Kebudayaan di artikan sebagai “hal-hal yang bersangkutan dengn budi atau akal”Adapun istilah culture yang merupakan istila bahasa asing yang sama artinya dengan kebudayaan yang berasal dari kata Latin colore .
Artinya mengolah atau mengerjakan, seorang antropolog lain, yaitu E.B Tylor (1871) pernah memberi defenisi kebudayaan sebagai berikut :
“Kebudayaan adalah kompleks yang mencakup pengetahuan, kepercayaan, kesenianmoral, hukum, adat istiadat dan lain kemampuan-kemampuan serta kebiasaan yang didapatkan oleh manusia sebagai anggota masyarakat.”

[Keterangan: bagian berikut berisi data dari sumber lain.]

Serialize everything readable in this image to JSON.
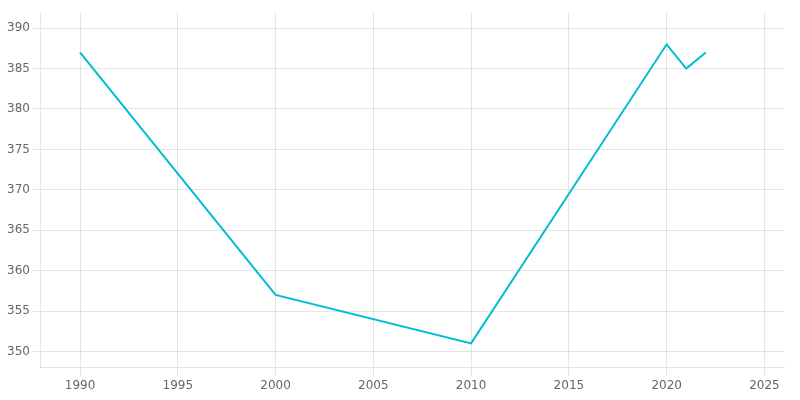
{
  "chart_data": {
    "type": "line",
    "x": [
      1990,
      2000,
      2010,
      2020,
      2021,
      2022
    ],
    "values": [
      387,
      357,
      351,
      388,
      385,
      387
    ],
    "color": "#00bcd4",
    "xlim": [
      1988,
      2026
    ],
    "ylim": [
      348,
      392
    ],
    "xticks": [
      1990,
      1995,
      2000,
      2005,
      2010,
      2015,
      2020,
      2025
    ],
    "yticks": [
      350,
      355,
      360,
      365,
      370,
      375,
      380,
      385,
      390
    ],
    "grid": true
  }
}
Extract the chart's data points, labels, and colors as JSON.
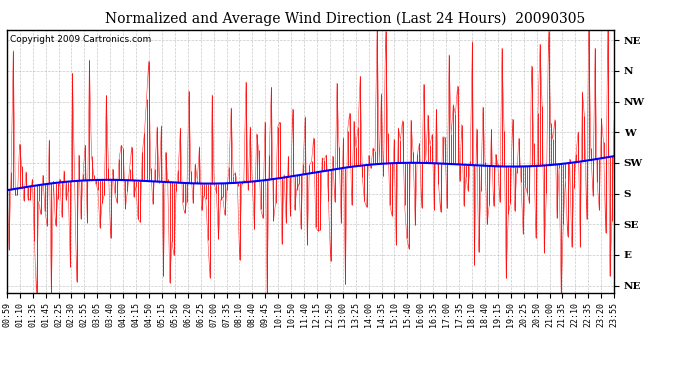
{
  "title": "Normalized and Average Wind Direction (Last 24 Hours)  20090305",
  "copyright": "Copyright 2009 Cartronics.com",
  "yticks_labels": [
    "NE",
    "N",
    "NW",
    "W",
    "SW",
    "S",
    "SE",
    "E",
    "NE"
  ],
  "yticks_values": [
    360,
    315,
    270,
    225,
    180,
    135,
    90,
    45,
    0
  ],
  "ylim": [
    -10,
    375
  ],
  "background_color": "#ffffff",
  "grid_color": "#bbbbbb",
  "red_color": "#ff0000",
  "blue_color": "#0000ff",
  "title_fontsize": 10,
  "copyright_fontsize": 6.5,
  "tick_fontsize": 6.5,
  "n_points": 288,
  "time_labels": [
    "00:59",
    "01:10",
    "01:35",
    "01:45",
    "02:25",
    "02:30",
    "02:55",
    "03:05",
    "03:40",
    "04:00",
    "04:15",
    "04:50",
    "05:15",
    "05:50",
    "06:20",
    "06:25",
    "07:00",
    "07:35",
    "08:10",
    "08:40",
    "09:45",
    "10:10",
    "10:50",
    "11:40",
    "12:15",
    "12:50",
    "13:00",
    "13:25",
    "14:00",
    "14:35",
    "15:10",
    "15:40",
    "16:00",
    "16:35",
    "17:00",
    "17:35",
    "18:10",
    "18:40",
    "19:15",
    "19:50",
    "20:25",
    "20:50",
    "21:00",
    "21:35",
    "22:10",
    "22:35",
    "23:20",
    "23:55"
  ]
}
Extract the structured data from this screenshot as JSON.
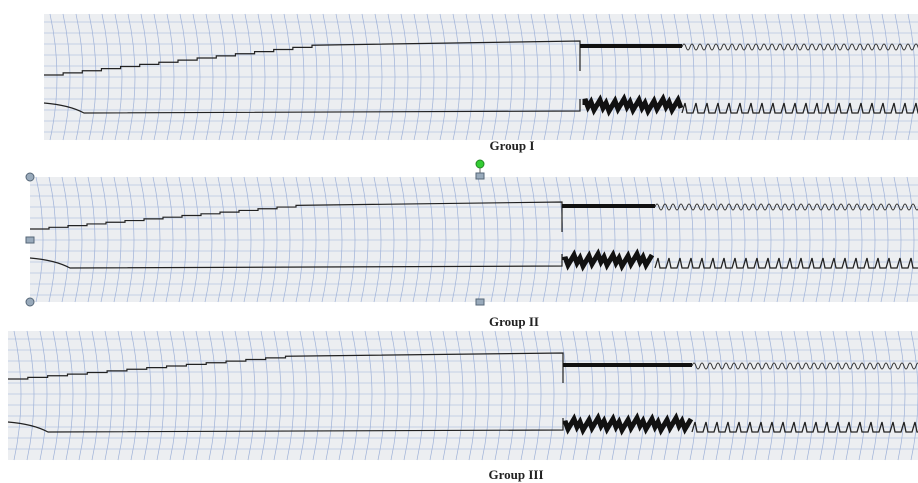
{
  "figures": [
    {
      "caption": "Group I"
    },
    {
      "caption": "Group II"
    },
    {
      "caption": "Group III"
    }
  ]
}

Dengan kata lain, kebudayaan mencakup semua yang di dapatkan atau dipelajari manusia sebagai anggota masyarakat. Selo Soemardjan dan Soelaiman Soemardi merumuskan kebudayaan sebagi semua hasil karya, rasa, dan cipta masyarakat. Karya masyarakat mengahasilkan teknologi dan kebudayaan kebendaan atau kebudayaan jasmania (material culture) yang di perlukan manusia untuk menguasai alam di sekitarnya agar kekuatan serta hasilnya dapat di abadikan untuk keperlukan masyarakat.
Pendapat tersebut di atas dapat saja di pergunakan sebagai pegangan. Namun demikian, apabila di analisis lebih lanjut, manusia mempunyai segi materil dan segi sepiritual di dalam kehidupannya. Segi materil mengandung karya, yaitu kemampuan manusia untuk menghasilkan benda-benda maupun lain-lainnya yang berwujud benda. Segi sepiritual manusia mengandung cipta yang hasilkan ilmu pegetahuan, karsa yang menghasilkan kaida atau kepercayaan, kesusilaan, kesopanan, dan hukum serta rasa yang menghasilkan keindahan. Manusia berusaha mendapatkan ilmu pengetahuan melalui logika, menerasikan kaidah-kaidah melalui etika dan mendapatkan keindahan melalui estetika. Hal itu merupakan kebudayaan, yang dapat di gunakan sebagai patokan analisis.
Di Indonesia di kenal kelompok kelompok atas dasar ikatan darah, misalnya marga, belah dan seterusnya. Sebaliknya di kenal pula nama desa, yang di dasarkan pada faktor teritoril. Wewenang peribadi sangat tergantung pada solidaritas antara anggota- angota kelompok dan di sini unsur kebersamaan sangat memegang peranan. Para indifidu dianggap lebih banyak memiliki kewajiban ketimbang hak. Struktur wewenang bersifat konsentris yaitu dari suatu titik pusat meluas melalui lingkaran lingkaran wewenang tertentu, setiap lingkaran wewenang dianggap mempunyai kekuasaan penuh di wilayahnya masing-masing. Apabila bentuk wewenang ini di hubungkan dengan ajaran Max Weber, wewenang pribadi didasarkan pada tradisi dari pada peraturan- praturan. Juga mungkin di dasarkan pada charisma seseorang. Pada wewenang territorial, wilayah tempat tinggal memegang peranan yang sangat penting.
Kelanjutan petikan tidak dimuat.